ABC News swallows the Tiger Mom stereotype, spreads it around for viewers in a “What would you do?” segment

This made me very sad. It proves that Amy Chua’s book “Battle Hymn of the Tiger Mother,” whether meant as a semi-humorous memoir where she’s changed by the end and not as a mothering handbook (as she claims), has been institutionalized as the actual way Asian mothers raise their kids. The media have gobbled up the trope as accurate cultural fact, and spit it back out as theater, here in the form of an ABC News “What would you do?” segment during which an Asian “mom” berates her “daughter” (both are actors) in a restaurant for getting an A-.

I bet anyone who views this will nod their head and accept the stereotype as reality.

It’s a damned shame. If it weren’t taken so seriously by the bystanders and the reporter, John Quinones, and host George Stephanopoulos, it would be a comical scene. I hope that if this ripple effect truly wasn’t what Amy Chua meant by her book, she’s mortified by what she’s accomplished. (From Angry Asian Man via Jeff Yang)

A Chinese tiger mom explains why being a hard-ass Asian parent is better for your kids than Western coddling

My mom, brother and me at the Imperial Palace in Tokyo, eayly 1960sWow, the WSJ has a book excerpt today, “Why Chinese Mothers Are Superior,” written by Amy Chua, a Yale law school professor that boggles my mind and sends a chill down my spine. It’s her blunt declaration that the values of Chinese (and I’m telescoping it out to include all Asian) mothers are better for raising kids than “Western” parenting style.

She acknowledges the stereotype that Asian moms are hard-asses and then goes on to say that being tough on your kids is a Chinese mom’s way of showing they know the kids can a) get an A in the class, b) learn that difficult piece on the piano c) excel at everything the Chinese mom says is important. It’s just a different way of showing your children you love them, she says. She states her case so emphatically that this essay really just fortifies those American stereotypes. I can hear parents in conservative households murmuring their agreement: “See Martha, I knew there’s a reason why those Chinese are always so damned good at math and science!”

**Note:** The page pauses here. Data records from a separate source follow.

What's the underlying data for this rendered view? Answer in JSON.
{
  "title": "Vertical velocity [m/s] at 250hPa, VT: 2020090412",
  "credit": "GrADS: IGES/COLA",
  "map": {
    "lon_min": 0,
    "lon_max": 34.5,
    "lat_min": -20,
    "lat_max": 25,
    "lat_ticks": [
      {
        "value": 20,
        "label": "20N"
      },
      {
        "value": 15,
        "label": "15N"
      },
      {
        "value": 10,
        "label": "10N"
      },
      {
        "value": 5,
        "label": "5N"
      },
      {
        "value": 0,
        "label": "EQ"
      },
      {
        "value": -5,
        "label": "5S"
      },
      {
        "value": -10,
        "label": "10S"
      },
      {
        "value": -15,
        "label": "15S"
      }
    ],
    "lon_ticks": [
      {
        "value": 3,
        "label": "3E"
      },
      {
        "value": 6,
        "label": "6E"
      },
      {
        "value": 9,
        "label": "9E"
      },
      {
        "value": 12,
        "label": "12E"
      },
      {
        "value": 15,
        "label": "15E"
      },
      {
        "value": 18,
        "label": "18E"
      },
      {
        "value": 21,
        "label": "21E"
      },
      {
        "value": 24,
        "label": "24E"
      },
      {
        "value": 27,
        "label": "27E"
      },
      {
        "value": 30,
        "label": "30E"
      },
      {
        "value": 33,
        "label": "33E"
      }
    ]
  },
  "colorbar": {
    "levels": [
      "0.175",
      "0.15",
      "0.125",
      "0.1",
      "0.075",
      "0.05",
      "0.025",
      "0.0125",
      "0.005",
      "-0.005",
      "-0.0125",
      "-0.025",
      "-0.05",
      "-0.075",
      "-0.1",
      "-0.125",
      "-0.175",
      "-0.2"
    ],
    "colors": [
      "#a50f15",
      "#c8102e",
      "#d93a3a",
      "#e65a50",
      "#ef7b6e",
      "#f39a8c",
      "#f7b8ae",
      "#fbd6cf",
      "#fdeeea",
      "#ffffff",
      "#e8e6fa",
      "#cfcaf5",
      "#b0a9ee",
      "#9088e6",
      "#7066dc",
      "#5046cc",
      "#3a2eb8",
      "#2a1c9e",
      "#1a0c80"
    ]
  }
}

Here’s how the article starts:

A lot of people wonder how Chinese parents raise such stereotypically successful kids. They wonder what these parents do to produce so many math whizzes and music prodigies, what it’s like inside the family, and whether they could do it too. Well, I can tell them, because I’ve done it. Here are some things my daughters, Sophia and Louisa, were never allowed to do:

• have a playdate
• attend a sleepover
• be in a school play
• complain about not being in a school play
• watch TV or play computer games
• choose their own extracurricular activities
• get any grade less than an A
• not be the No. 1 student in every subject except gym and drama
• play any instrument other than the piano or violin
• not play the piano or violin.

This has to be a joke, I thought, except the Wall Street Journal probably doesn’t have a sense of humor and doesn’t run satire pieces. Take this line, for instance: “If a Chinese child gets a B—which would never happen—there would first be a screaming, hair-tearing explosion.”

Nope, Chua, who was born in 1962 a year after her parents immigrated to the US, is serious. In fact, this essay is an excerpt from a book being published this week, “Battle Hymn of the Tiger Mother.”